Closing. This is a cool idea but outside the scope of development.
Is your feature request related to a problem? Please describe. The existing
turbot_*
tables are insufficient to cover the breadth of the Turbot API. Further, queries like resource_control_policy.graphql are easy to do in raw GraphQL but painful to do in Steampipe.There is also considerable difficulty for users new to Turbot and to Steampipe with grokking where the filtering happens, whether Turbot-side or Steampipe-side. This difficulty can lead to long running queries when a user specifies Steampipe-side filtering then unintentionally pulls over hundreds of thousands of rows from Turbot.
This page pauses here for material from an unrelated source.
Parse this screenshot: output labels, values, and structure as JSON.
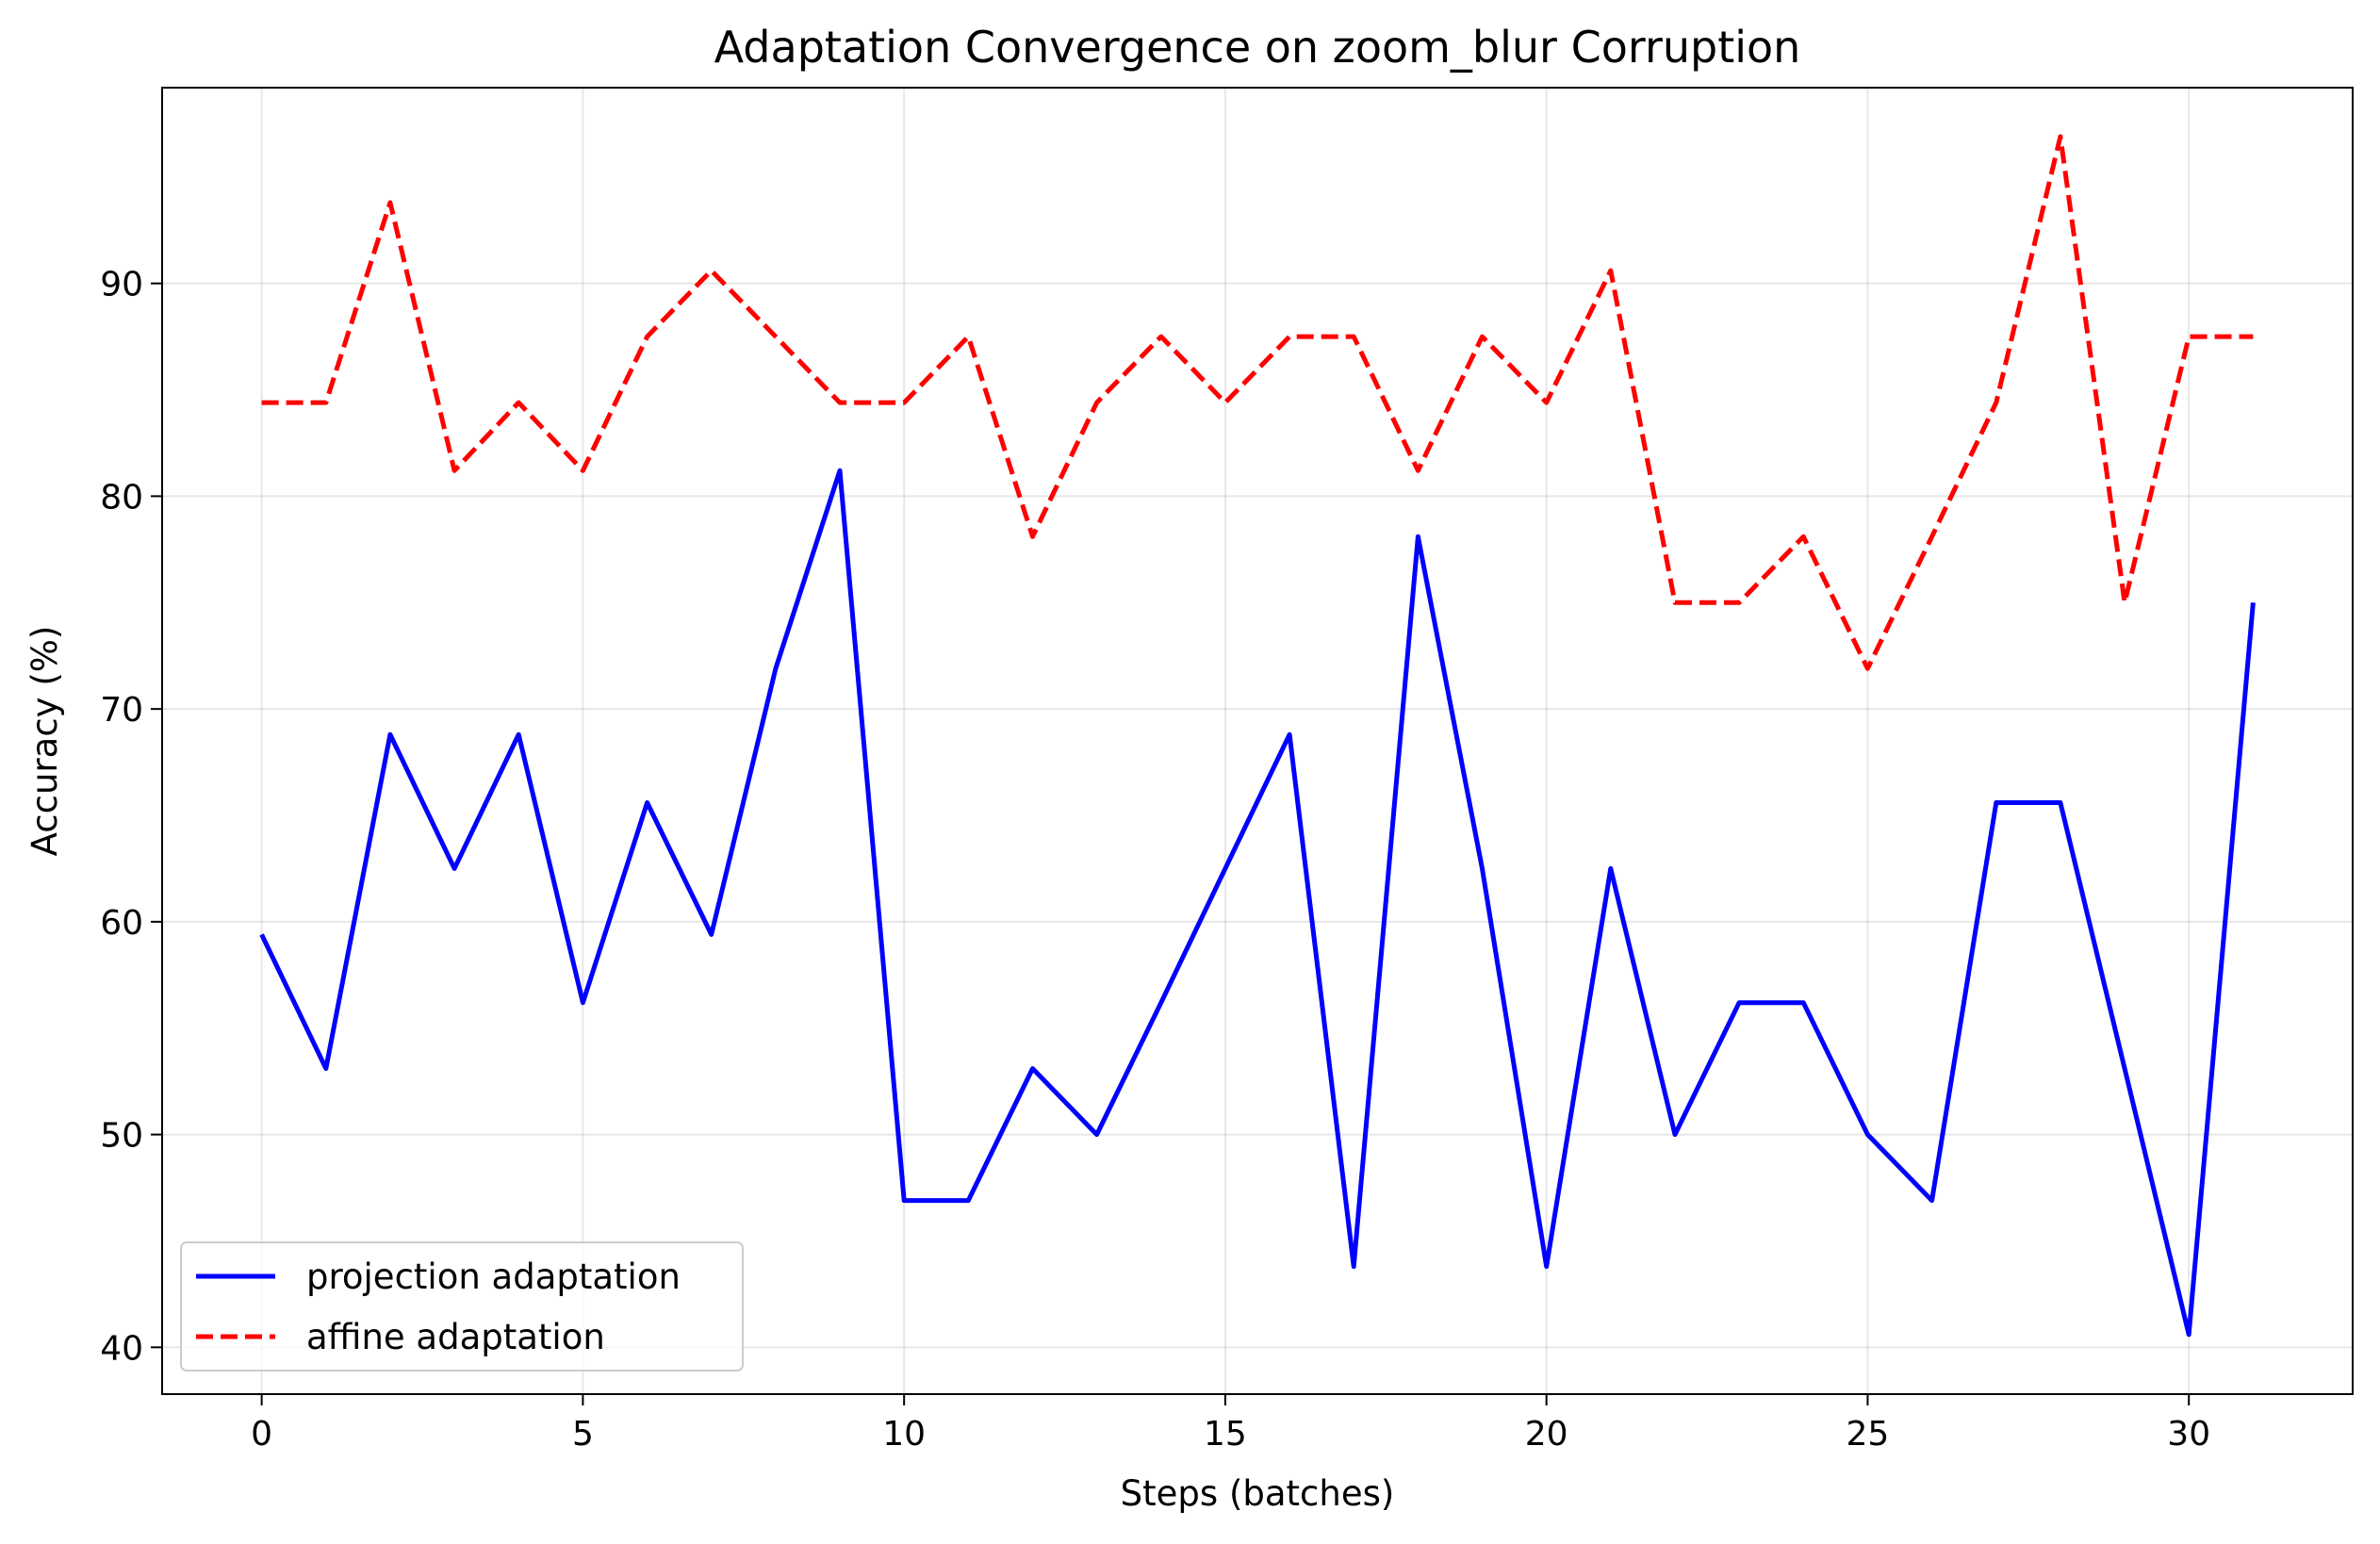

I believe/hope that if the user specifies the GraphQL themselves, it will be clear to them where the filtering/joining is happening.
Describe the solution you'd like Specify a path to a file or directory on the local file system that contains GraphQL files. On launch, Steampipe will parse these query files then autogenerate tables and columns to match these queries. The overal operation would be similar to how dynamic tables are created for the
CSV
,Terraform
andGoogleSheets
plugins.Describe alternatives you've considered There aren't any really, other than to write the GraphQL queries into a general purpose programming language.
Additional context The Turbot GraphQL API is incredibly rich. The current approach to statically defined tables removes some of that richness and imposes additional development load on Turbot plugin developers to implement each new table.